- IATA: SFY; ICAO: KSFY; FAA LID: SFY;

Summary
- Owner/Operator: Tri-Township Municipal Airport Authority
- Serves: Savanna, Illinois
- Time zone: UTC−06:00 (-6)
- • Summer (DST): UTC−05:00 (-5)
- Elevation AMSL: 616 ft / 188 m
- Interactive map of Tri-Township Airport

Runways
| Direction | Length |  | Surface |
| ft | m |
| 13/31 | 4,001 | 1,220 | Asphalt |

Statistics (2020)
- Aircraft movements: 4004

= Tri-Township Airport =

Civil, public airport in Savanna, Illinois

Tri-Township Airport (ICAO: KSFY, FAA: SFY) is a civil, public use airport located 3 miles southeast of Savanna, Illinois, United States. It is publicly owned by the Tri-Township Municipal Airport Authority.

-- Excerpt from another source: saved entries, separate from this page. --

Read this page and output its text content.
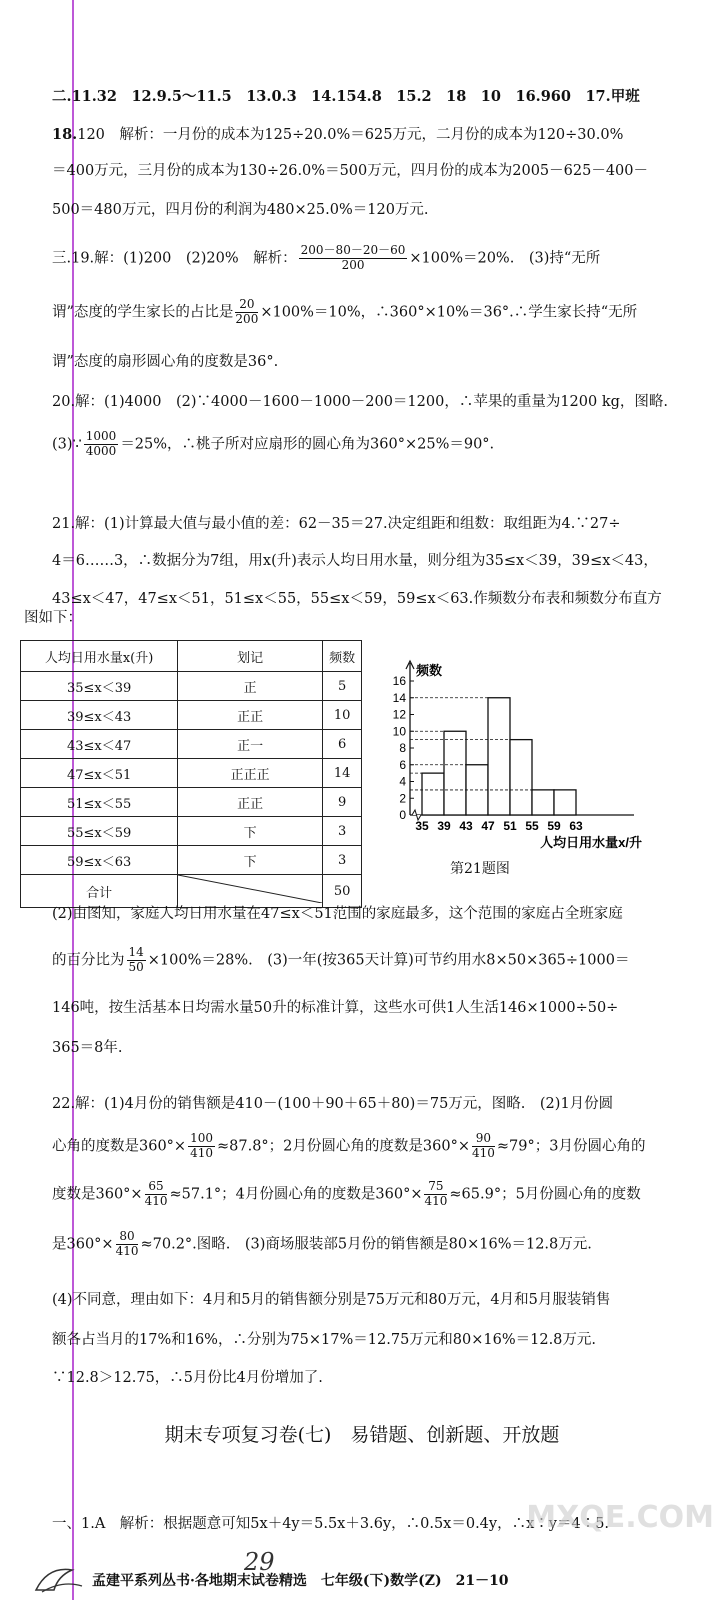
二.11.32　12.9.5～11.5　13.0.3　14.154.8　15.2　18　10　16.960　17.甲班
18.120　解析：一月份的成本为125÷20.0%＝625万元，二月份的成本为120÷30.0%
＝400万元，三月份的成本为130÷26.0%＝500万元，四月份的成本为2005－625－400－
500＝480万元，四月份的利润为480×25.0%＝120万元.
三.19.解：(1)200　(2)20%　解析： $\frac{200-80-20-60}{200} \times 100\%=20\%$.　(3)持“无所
谓”态度的学生家长的占比是 $\frac{20}{200} \times 100\%=10\%$，∴360°×10%＝36°.∴学生家长持“无所
谓”态度的扇形圆心角的度数是36°.
20.解：(1)4000　(2)∵4000－1600－1000－200＝1200，∴苹果的重量为1200 kg，图略.
(3)∵ $\frac{1000}{4000} =25\%$，∴桃子所对应扇形的圆心角为360°×25%＝90°.
21.解：(1)计算最大值与最小值的差：62－35＝27.决定组距和组数：取组距为4.∵27÷
4＝6……3，∴数据分为7组，用x(升)表示人均日用水量，则分组为35≤x＜39，39≤x＜43，
43≤x＜47，47≤x＜51，51≤x＜55，55≤x＜59，59≤x＜63.作频数分布表和频数分布直方
图如下：
人均日用水量x(升)	划记	频数
35≤x＜39	正	5
39≤x＜43	正正	10
43≤x＜47	正一	6
47≤x＜51	正正正	14
51≤x＜55	正正	9
55≤x＜59	下	3
59≤x＜63	下	3
合计		50
频数
0
2
4
6
8
10
12
14
16
35 39 43 47 51 55 59 63
人均日用水量x/升
第21题图
(2)由图知，家庭人均日用水量在47≤x＜51范围的家庭最多，这个范围的家庭占全班家庭
的百分比为 $\frac{14}{50} \times 100\%=28\%$.　(3)一年(按365天计算)可节约用水8×50×365÷1000＝
146吨，按生活基本日均需水量50升的标准计算，这些水可供1人生活146×1000÷50÷
365＝8年.
22.解：(1)4月份的销售额是410－(100＋90＋65＋80)＝75万元，图略.　(2)1月份圆
心角的度数是$360^\circ\times \frac{100}{410} \approx 87.8^\circ$；2月份圆心角的度数是$360^\circ\times \frac{90}{410} \approx 79^\circ$；3月份圆心角的
度数是$360^\circ\times \frac{65}{410} \approx 57.1^\circ$；4月份圆心角的度数是$360^\circ\times \frac{75}{410} \approx 65.9^\circ$；5月份圆心角的度数
是$360^\circ\times \frac{80}{410} \approx 70.2^\circ$.图略.　(3)商场服装部5月份的销售额是80×16%＝12.8万元.
(4)不同意，理由如下：4月和5月的销售额分别是75万元和80万元，4月和5月服装销售
额各占当月的17%和16%，∴分别为75×17%＝12.75万元和80×16%＝12.8万元.
∵12.8＞12.75，∴5月份比4月份增加了.
期末专项复习卷(七)　易错题、创新题、开放题
一、1.A　解析：根据题意可知5x＋4y＝5.5x＋3.6y，∴0.5x＝0.4y，∴x∶y＝4∶5.
MXQE.COM
孟建平系列丛书·各地期末试卷精选　七年级(下)数学(Z)　21－10
29
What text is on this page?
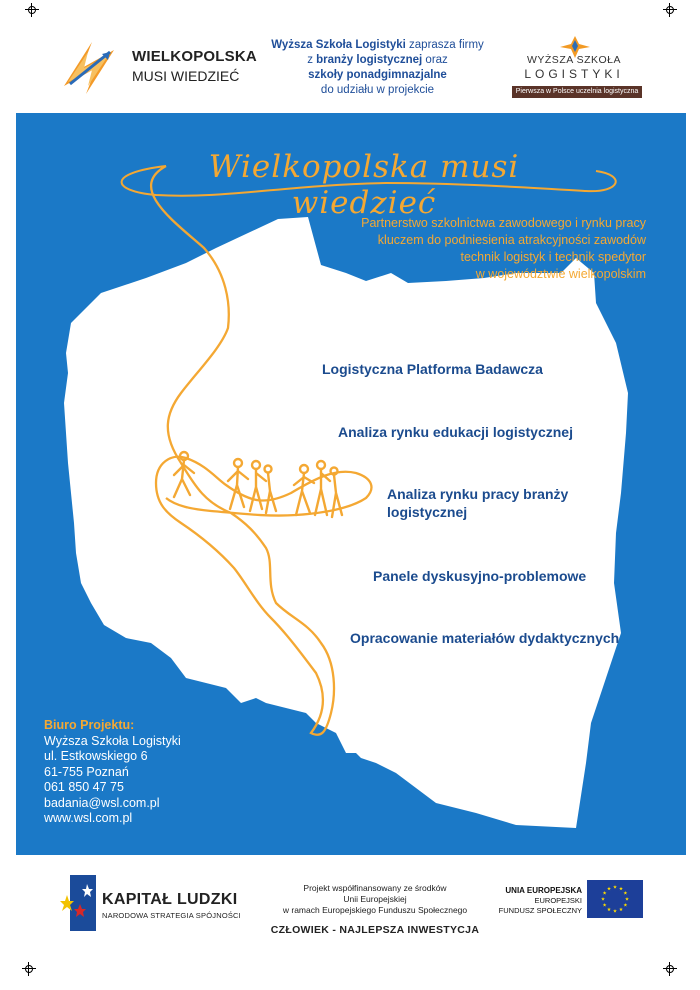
WIELKOPOLSKA
MUSI WIEDZIEĆ
Wyższa Szkoła Logistyki zaprasza firmy z branży logistycznej oraz
szkoły ponadgimnazjalne
do udziału w projekcie
WYŻSZA SZKOŁA
LOGISTYKI
Pierwsza w Polsce uczelnia logistyczna
Wielkopolska musi wiedzieć
Partnerstwo szkolnictwa zawodowego i rynku pracy
kluczem do podniesienia atrakcyjności zawodów
technik logistyk i technik spedytor
w województwie wielkopolskim
Logistyczna Platforma Badawcza
Analiza rynku edukacji logistycznej
Analiza rynku pracy branży
logistycznej
Panele dyskusyjno-problemowe
Opracowanie materiałów dydaktycznych
Biuro Projektu:
Wyższa Szkoła Logistyki
ul. Estkowskiego 6
61-755 Poznań
061 850 47 75
badania@wsl.com.pl
www.wsl.com.pl
KAPITAŁ LUDZKI
NARODOWA STRATEGIA SPÓJNOŚCI
Projekt współfinansowany ze środków
Unii Europejskiej
w ramach Europejskiego Funduszu Społecznego
CZŁOWIEK - NAJLEPSZA INWESTYCJA
UNIA EUROPEJSKA
EUROPEJSKI
FUNDUSZ SPOŁECZNY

==Facilities and aircraft==
The airport has one runway: runway 13/31 is 4001 x 75 ft (1220 x 23 m) and made of asphalt.

The airport manages its own fixed-base operator (FBO) on the field offering fueling services as well as rental cars.

The airport received $171,000 from the State of Illinois during the COVID-19 pandemic to install new electric airfield security gates.

For the 12-month period ending April 30, 2020, the airport averages 77 operations per week, or about 4,000 per year. This traffic is comprised completely of general aviation. For that same time period, there were 9 aircraft based on the field: 7 single-engine airplanes, 1 multi-engine airplane, and 1 helicopter.